ABSTRACT Cytosine arabinoside (Ara-C) is the single most effective drug used in the treatment of acute myelogenous leukemia (AML). However, Ara-C efficacy and toxicity vary widely among patients with this disease. Therefore, we propose to study the pharmacogenomics of Ara-C. Pharmacogenomics is the study of the role of inheritance in individual variation in drug response phenotypes. The proposed Ara-C pharmacogenomic studies will utilize a data-rich cell-based ¿model system¿ consisting of 200 Coriell Institute Human Variation Panel lymphoblastoid cell lines. We have already used these cell lines to obtain indepth resequencing data for genes encoding proteins involved in Ara-C transport, metabolism, activation and targets (the ¿Ara-C pathway¿); to assay genome-wide single nucleotide polymorphisms (SNPs) for use in genome-wide association studies; and to generate basal expression array data. We now propose to assess Ara-C drug response phenotypes in the same cell lines, including cytotoxicity, assays of active drug metabolites and expression array data after Ara-C exposure to make it possible to perform genotype- phenotype correlation analyses to identify genomic markers associated with Ara-C response. Genes that display genotype-phenotype correlations will also be studied functionally. Pharmacogenomic hypotheses generated with Human Variation Panel cell line will then be tested with DNA samples obtained from over 700 AML patients who were treated with Ara-C. The results of these studies will increase our understanding of the contribution of inheritance to individual variation in Ara-C efficacy and toxicity, and will help us to move toward the goal of ¿individualized¿ therapy with this important antineoplastic drug used in the treatment of AML. NARRATIVE Acute myelogenous leukemia (AML) is a major blood cancer in adults, and cytosine arabinoside (Ara-C) is the most effective single drug used to treat this form of cancer. However, there are large differences among patients in both Ara-C therapeutic effect and toxicity. The proposed studies will use a novel ¿Human Variation Panel¿ of over 200 immortalized human cell lines and DNA from AML patients treated with Ara-C to identify ¿pharmacogenomic¿ factors involved in the effects of inheritance on variation in response to Ara- C therapy to make it possible to better ¿individualize¿ therapy of AML with Ara-C.

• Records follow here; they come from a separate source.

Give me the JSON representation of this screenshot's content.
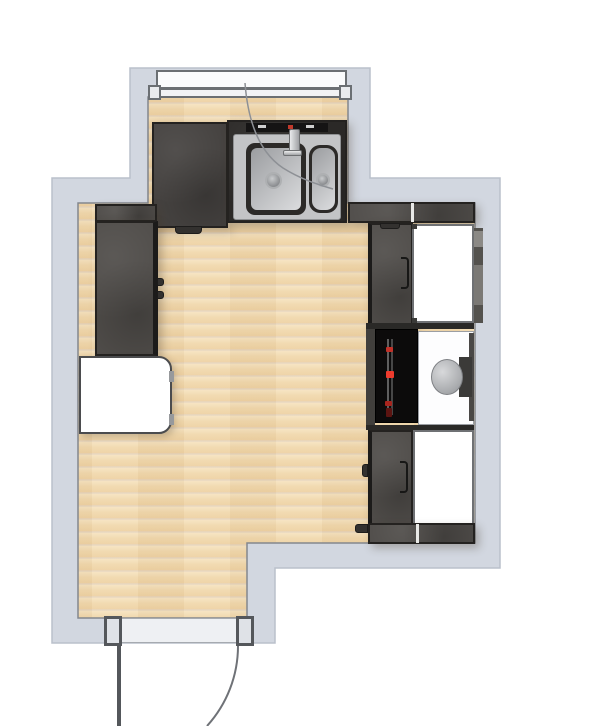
{
  "scene": {
    "title": "Kitchen floor plan"
  },
  "palette": {
    "outside": "#ffffff",
    "wall": "#d2d7e0",
    "wall_outer_line": "#bac0cb",
    "wall_inner_line": "#83878e",
    "floor": "#f2dab4",
    "cabinet": "#4f4c49",
    "cabinet_dark": "#242220",
    "counter": "#454240",
    "sink_box": "#2b2927",
    "steel": "#c3c4c6",
    "steel_dark": "#8f9193",
    "white_item": "#ffffff",
    "item_border": "#6f7174",
    "oven": "#0c0b0b",
    "led_red": "#ee3b2d",
    "led_dim": "#b2291f",
    "window_fill": "#fafbfc",
    "frame": "#6b6f73",
    "door_fill": "#eef0f3",
    "door_line": "#54575b",
    "arc": "#6f7277",
    "boiler": "#a9abae"
  },
  "elements": {
    "room": {
      "label": "Kitchen room"
    },
    "floor": {
      "label": "Wood floor"
    },
    "walls": {
      "label": "Walls"
    },
    "window": {
      "label": "Window"
    },
    "counter_left": {
      "label": "Worktop section"
    },
    "sink": {
      "label": "Double-bowl sink"
    },
    "faucet": {
      "label": "Faucet"
    },
    "tall_cabinet": {
      "label": "Tall cabinet"
    },
    "left_appliance": {
      "label": "White appliance"
    },
    "upper_cabinet": {
      "label": "Base cabinet"
    },
    "upper_appliance": {
      "label": "Built-in appliance"
    },
    "oven": {
      "label": "Oven"
    },
    "boiler": {
      "label": "Boiler"
    },
    "lower_cabinet": {
      "label": "Base cabinet"
    },
    "lower_appliance": {
      "label": "Built-in appliance"
    },
    "plinth": {
      "label": "Cabinet plinth"
    },
    "door": {
      "label": "Door"
    }
  }
}
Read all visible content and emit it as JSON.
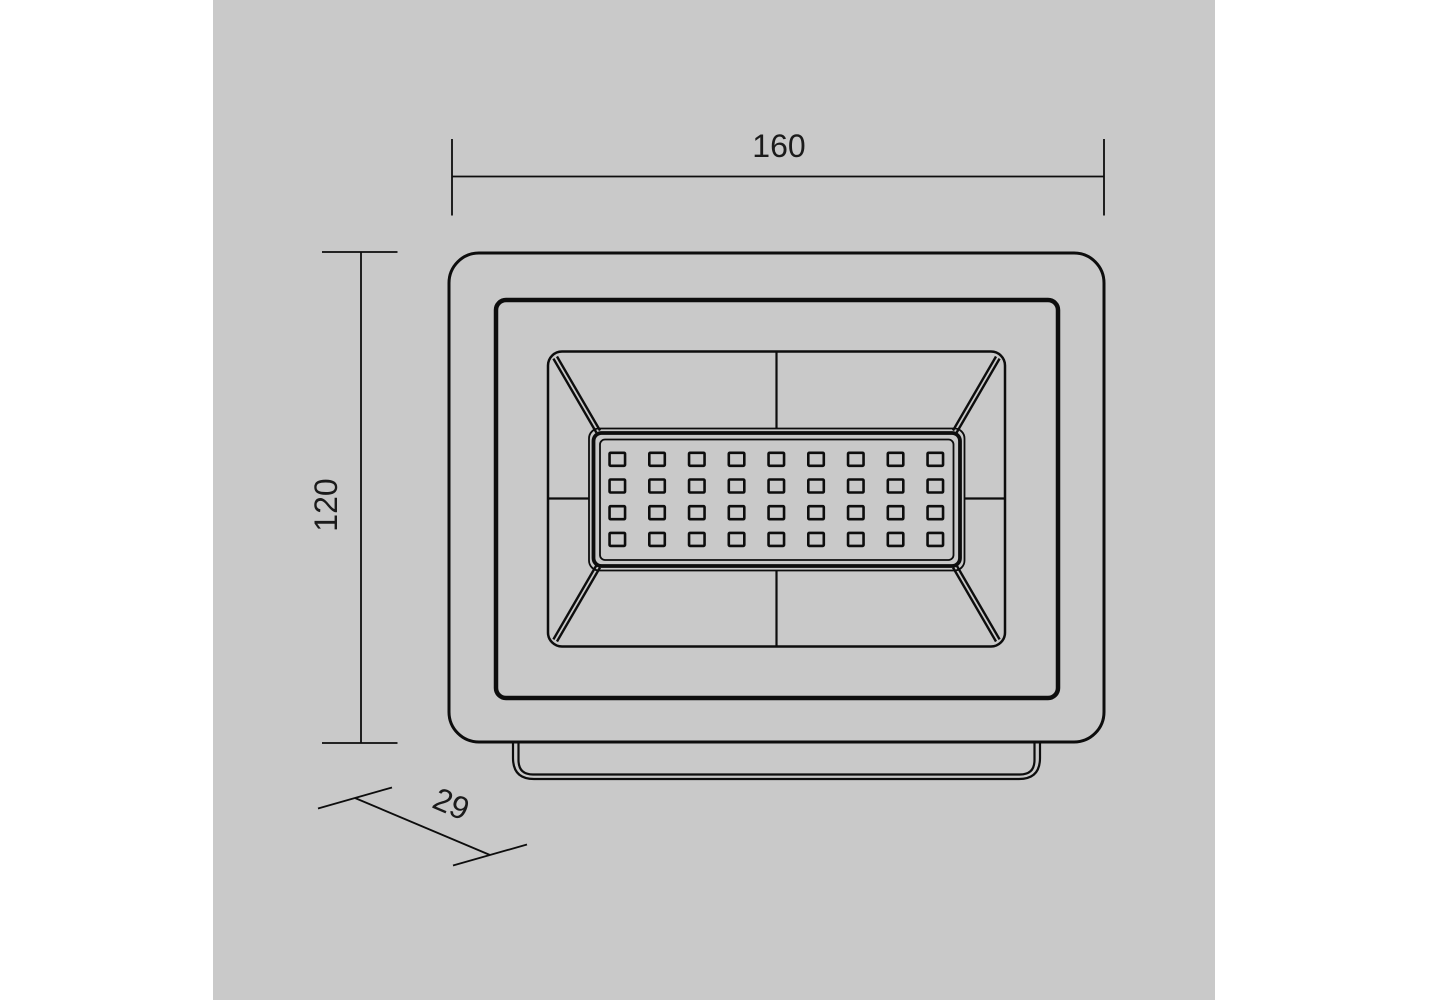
{
  "drawing": {
    "type": "technical-dimension-drawing",
    "subject": "LED floodlight front view",
    "paper_color": "#c9c9c9",
    "line_color": "#0d0d0d",
    "text_color": "#1b1b1b",
    "dimensions": {
      "width": {
        "value": "160"
      },
      "height": {
        "value": "120"
      },
      "depth": {
        "value": "29"
      }
    },
    "led_grid": {
      "columns": 9,
      "rows": 4
    }
  }
}
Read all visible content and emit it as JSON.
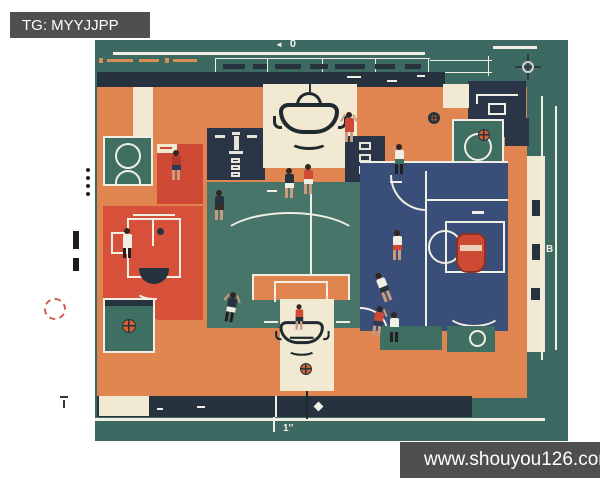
{
  "watermarks": {
    "top_left": "TG: MYYJJPP",
    "bottom_right": "www.shouyou126.com"
  },
  "blueprint_labels": {
    "top_arrow": "◄",
    "top_value": "0",
    "right_value": "B",
    "bottom_value": "1''"
  },
  "palette": {
    "background": "#ffffff",
    "canvas_teal": "#3c6a62",
    "court_orange": "#e08450",
    "court_red": "#d0492f",
    "court_navy": "#394e78",
    "panel_cream": "#f2e9d2",
    "band_navy": "#27323f",
    "line_white": "#f1efe4",
    "watermark_gray": "#4f4f4f"
  }
}
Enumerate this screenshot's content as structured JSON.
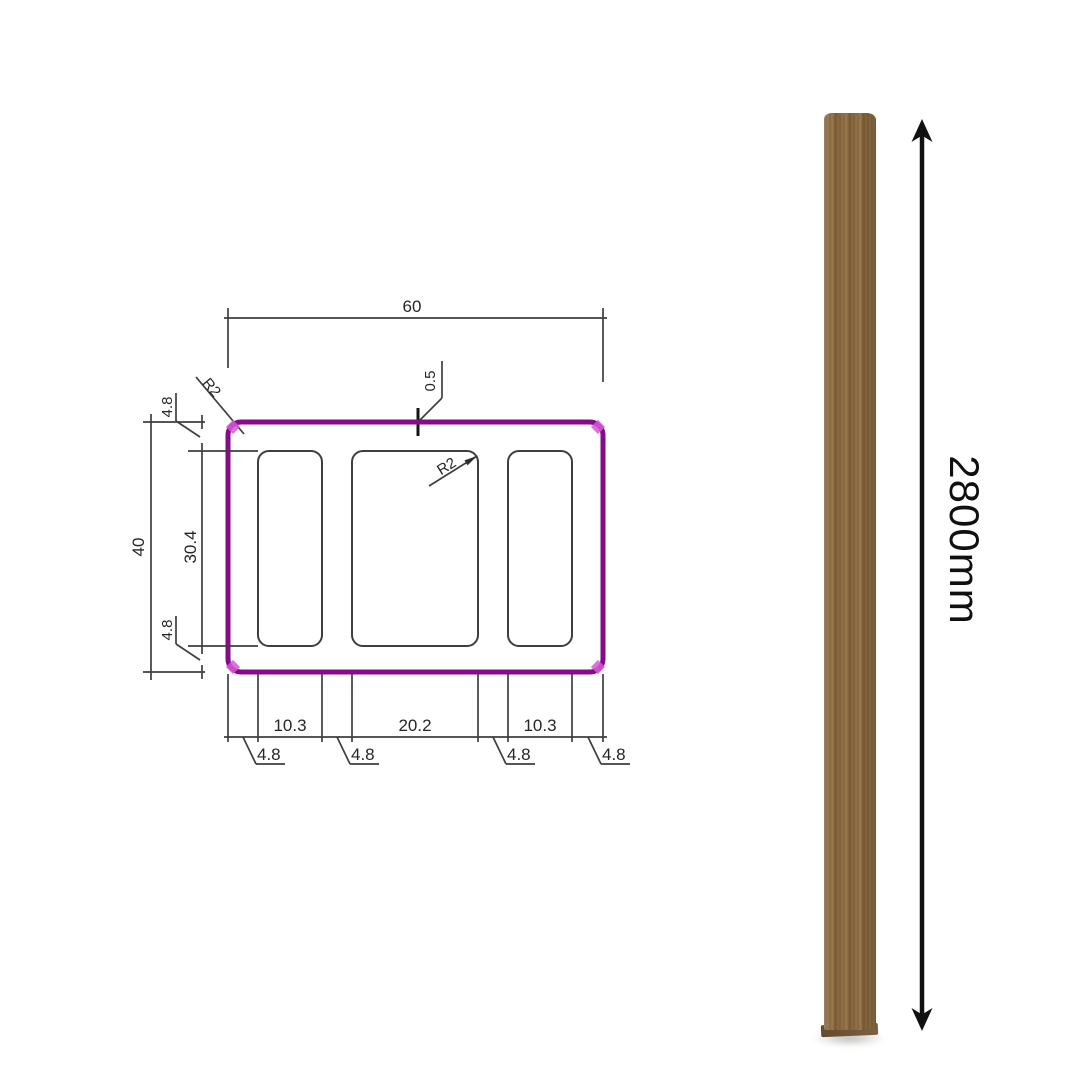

摘要 阿糖胞苷（Ara-C）是治疗急性髓细胞性白血病最有效的药物之一， 白血病（AML）。然而，Ara-C的疗效和毒性在患有这种疾病的患者中差异很大。 因此，我们建议对阿糖胞苷进行药物基因组学研究。药物基因组学是研究 遗传在药物反应表型个体变异中的作用。拟议的Ara-C 药物基因组学研究将利用一个数据丰富的基于细胞的模型系统，包括200个Coriell 研究所人类变异小组淋巴母细胞样细胞系。我们已经用这些细胞系获得了 Ara-C转运、代谢、活化相关蛋白质编码基因的深度重测序数据 和目标（阿糖胞苷-C途径）;检测全基因组单核苷酸多态性（SNP）， 在全基因组关联研究中;以及生成基础表达阵列数据。我们现建议 在相同细胞系中评估Ara-C药物反应表型，包括细胞毒性、活性药物测定 Ara-C暴露后的代谢物和表达阵列数据，以使进行基因型分析成为可能。 表型相关性分析以鉴定与Ara-C应答相关的基因组标记。的基因 显示基因型-表型相关性也将在功能上进行研究。药物基因组学假说 然后，将使用从超过1000份样本中获得的DNA样本对使用人类变异样本组细胞系生成的 700例AML患者接受Ara-C治疗。这些研究的结果将增加我们的 了解遗传对Ara-C疗效和毒性个体变异的贡献，并将 帮助我们朝着个体化治疗的目标迈进， AML的治疗。叙事 急性骨髓性白血病（AML）是成人的主要血液癌症，阿糖胞苷（Ara-C）是 是治疗这种癌症最有效的单一药物。然而，在不同国家之间存在着很大的差异。 患者的阿糖胞苷治疗效果和毒性。拟议的研究将使用一种新的人类 200多个永生化人类细胞系和来自Ara-C治疗的AML患者的DNA的变异组 确定参与遗传对阿糖胞苷应答变异影响的药物基因组学因素， C治疗，使其有可能更好地与阿糖胞苷AML的个性化治疗。